Arraignment: The stage of a criminal at which the accused person is called upon to plead to the charge.
Bail: The release of a prisoner from custody upon his entering into a written undertaking (a recognizance) to appear in court at a later date and to comply with other conditions that a court may impose upon him.
Charge: A statement of the crime (or one of the crimes, where the accused person is charged with committing several crimes) which the accused person is alleged to have committed. It is set out in an indictment (in the case of the High Court) or a charge sheet or summons (in a magistrates court).
Charge sheet: A document which, in a trial in a magistrates court, sets out the crime or crimes which the accused person is alleged to have committed.
Court: In the context of criminal procedure, this means the Supreme Court, the High Court or a magistrates court. More loosely, the word “court” is also used to mean the judge or magistrate who presides over the court.
Court of first instance: The court that held the trial or first dealt with a particular matter. Also called “the court a quo”.
Crime (or criminal offence): An act or omission punishable by the State. See the next section for more detail.
Defence case: The case for the accused, i.e. the evidence given for the accused person.
Extra-curial statement: A statement made by an accused person outside the court.
Indictment: A document which, in a trial in the High Court, sets out the crime or crimes which the accused person is alleged to have committed.
Judgment: A statement by a judge or magistrate of the reasons for his or her decision.
Judicial officer: A judge or magistrate. A prosecutor is not a judicial officer.
Jurisdiction: The power of a court to deal with a criminal case. The court’s jurisdiction may be limited in regard to area ‒ e.g. a magistrate’s jurisdiction may be limited to a particular province ‒ or it may be limited in other ways such as the crimes which a court can deal with (magistrates courts have no jurisdiction to try crimes of murder) or in regard to punishment (e.g. ordinary magistrates cannot impose more than four years’ imprisonment in most cases).
Leading question: A question that suggests the answer which the questioner wants the witness to give. For example the question: “Did you see the accused stab the deceased?” suggests that the witness is supposed to say that the accused stabbed the deceased. To get the witness to say what he saw without asking a leading question, the questioner should ask: “What did you see?”
Legally represented: An accused person is legally represented if he is represented in court by a legal practitioner.
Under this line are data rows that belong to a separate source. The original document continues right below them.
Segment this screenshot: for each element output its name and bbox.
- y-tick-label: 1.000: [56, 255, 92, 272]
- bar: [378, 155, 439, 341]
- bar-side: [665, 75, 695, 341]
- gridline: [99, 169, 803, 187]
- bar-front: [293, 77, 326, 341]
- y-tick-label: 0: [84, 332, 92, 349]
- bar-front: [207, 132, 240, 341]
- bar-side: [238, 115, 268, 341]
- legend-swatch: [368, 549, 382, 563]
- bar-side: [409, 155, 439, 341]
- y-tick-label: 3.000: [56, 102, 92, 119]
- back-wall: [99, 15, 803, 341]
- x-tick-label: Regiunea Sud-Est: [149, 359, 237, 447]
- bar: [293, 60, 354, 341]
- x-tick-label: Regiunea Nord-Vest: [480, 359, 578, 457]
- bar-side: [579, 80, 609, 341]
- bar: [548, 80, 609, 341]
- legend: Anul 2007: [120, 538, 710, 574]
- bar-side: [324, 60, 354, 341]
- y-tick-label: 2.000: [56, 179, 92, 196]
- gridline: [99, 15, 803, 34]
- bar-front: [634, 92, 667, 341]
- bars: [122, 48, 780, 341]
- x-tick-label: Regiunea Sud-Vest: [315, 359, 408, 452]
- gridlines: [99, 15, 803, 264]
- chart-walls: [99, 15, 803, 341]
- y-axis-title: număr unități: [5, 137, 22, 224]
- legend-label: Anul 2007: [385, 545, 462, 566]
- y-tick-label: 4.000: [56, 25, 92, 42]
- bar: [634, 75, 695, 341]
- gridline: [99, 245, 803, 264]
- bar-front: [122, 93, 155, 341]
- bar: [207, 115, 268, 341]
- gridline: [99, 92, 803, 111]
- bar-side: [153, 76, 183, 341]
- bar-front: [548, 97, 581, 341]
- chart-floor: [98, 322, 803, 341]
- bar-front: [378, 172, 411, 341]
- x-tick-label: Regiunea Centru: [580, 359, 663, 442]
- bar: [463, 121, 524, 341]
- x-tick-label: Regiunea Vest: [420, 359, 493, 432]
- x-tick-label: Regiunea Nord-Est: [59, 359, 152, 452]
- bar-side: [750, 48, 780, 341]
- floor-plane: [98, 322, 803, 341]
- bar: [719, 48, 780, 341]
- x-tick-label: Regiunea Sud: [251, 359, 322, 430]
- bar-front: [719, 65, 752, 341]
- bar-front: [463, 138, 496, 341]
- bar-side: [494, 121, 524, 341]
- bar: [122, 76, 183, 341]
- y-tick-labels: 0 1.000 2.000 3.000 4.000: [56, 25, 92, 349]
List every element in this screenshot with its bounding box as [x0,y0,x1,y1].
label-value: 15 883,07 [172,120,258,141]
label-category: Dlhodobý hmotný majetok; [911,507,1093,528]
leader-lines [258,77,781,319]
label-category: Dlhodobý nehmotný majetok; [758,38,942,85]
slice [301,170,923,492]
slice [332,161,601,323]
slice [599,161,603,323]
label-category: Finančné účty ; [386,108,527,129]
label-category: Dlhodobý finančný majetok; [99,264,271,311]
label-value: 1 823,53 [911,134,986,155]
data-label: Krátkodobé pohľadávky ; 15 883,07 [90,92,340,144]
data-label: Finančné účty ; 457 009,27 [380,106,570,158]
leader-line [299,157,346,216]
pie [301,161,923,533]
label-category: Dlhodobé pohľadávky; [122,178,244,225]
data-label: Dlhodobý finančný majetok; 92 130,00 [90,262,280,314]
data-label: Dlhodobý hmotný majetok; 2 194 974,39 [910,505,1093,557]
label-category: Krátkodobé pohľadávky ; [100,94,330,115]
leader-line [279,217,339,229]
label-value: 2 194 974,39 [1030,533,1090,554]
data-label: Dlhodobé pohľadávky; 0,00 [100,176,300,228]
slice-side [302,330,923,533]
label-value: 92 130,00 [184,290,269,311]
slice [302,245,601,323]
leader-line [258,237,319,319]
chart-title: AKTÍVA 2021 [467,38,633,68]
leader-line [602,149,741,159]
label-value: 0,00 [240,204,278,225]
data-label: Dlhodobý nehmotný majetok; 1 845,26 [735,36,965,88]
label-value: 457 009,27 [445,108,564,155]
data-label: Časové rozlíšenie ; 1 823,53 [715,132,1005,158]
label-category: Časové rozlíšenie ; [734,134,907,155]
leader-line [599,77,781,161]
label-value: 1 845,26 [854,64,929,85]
Offence: Another word for a crime.
Original jurisdiction: The power of a court to hold a trial or decide a case otherwise than on appeal or review.
Plea: This is the accused person’s response to the charge, i.e. his answer to the question: “How do you plead, guilty or not guilty?”.
Produce: A witness “produces” a document or other thing as evidence in a criminal trial by identifying the thing and, in the case of a document, reading it out, and handing it in to the court.
Quash: To set aside or nullify.
Recognizance: In the context of bail, it means a written undertaking whereby a person binds himself to appear in court on a particular date, and to comply with such other conditions as a court may impose.
Recuse: When a judge or magistrate withdraws from a case, he or she is said to recuse himself or herself.
Re-examination: Asking questions of one’s witness after the witness has been cross-examined.
Remand: An accused person or suspect is remanded when a court orders him to appear in court at a later date. A person may be remanded in custody (i.e. he is kept in prison until his next appearance in court) or out of custody (i.e. he is not kept in prison, though the court may impose restrictions on his movements).
Sentence: The punishment imposed by a court on a person convicted of a crime.
State: Strictly this means Zimbabwe. Public prosecutions are brought in the name of “the State”, i.e. on behalf of society as a whole. Very often, though, the word “State” is used more loosely to mean the prosecutor or the prosecution, as in “the State leads its evidence” or “the State case”.
Subpoena: A document ordering a person to appear in court as a witness on a date and at a time specified in the document.
Summary trial: In the context of magistrates courts, a trial before a magistrate where there has not been a previous hearing of the evidence before another magistrate. The vast majority of trials in magistrates courts are summary trials.
Summons: A document ordering a person to appear in a magistrates court to stand trial on a charge specified in the document. Note that the plural of summons is “summonses”.
Trial de novo: A new trial.
Trial in camera: A trial is held in camera when the public is excluded from the courtroom. The phrase “in camera” is Latin for “in the room”.
Verdict: The decision, given by the judge or magistrate at the end of a trial, as to whether the accused person is guilty or not guilty.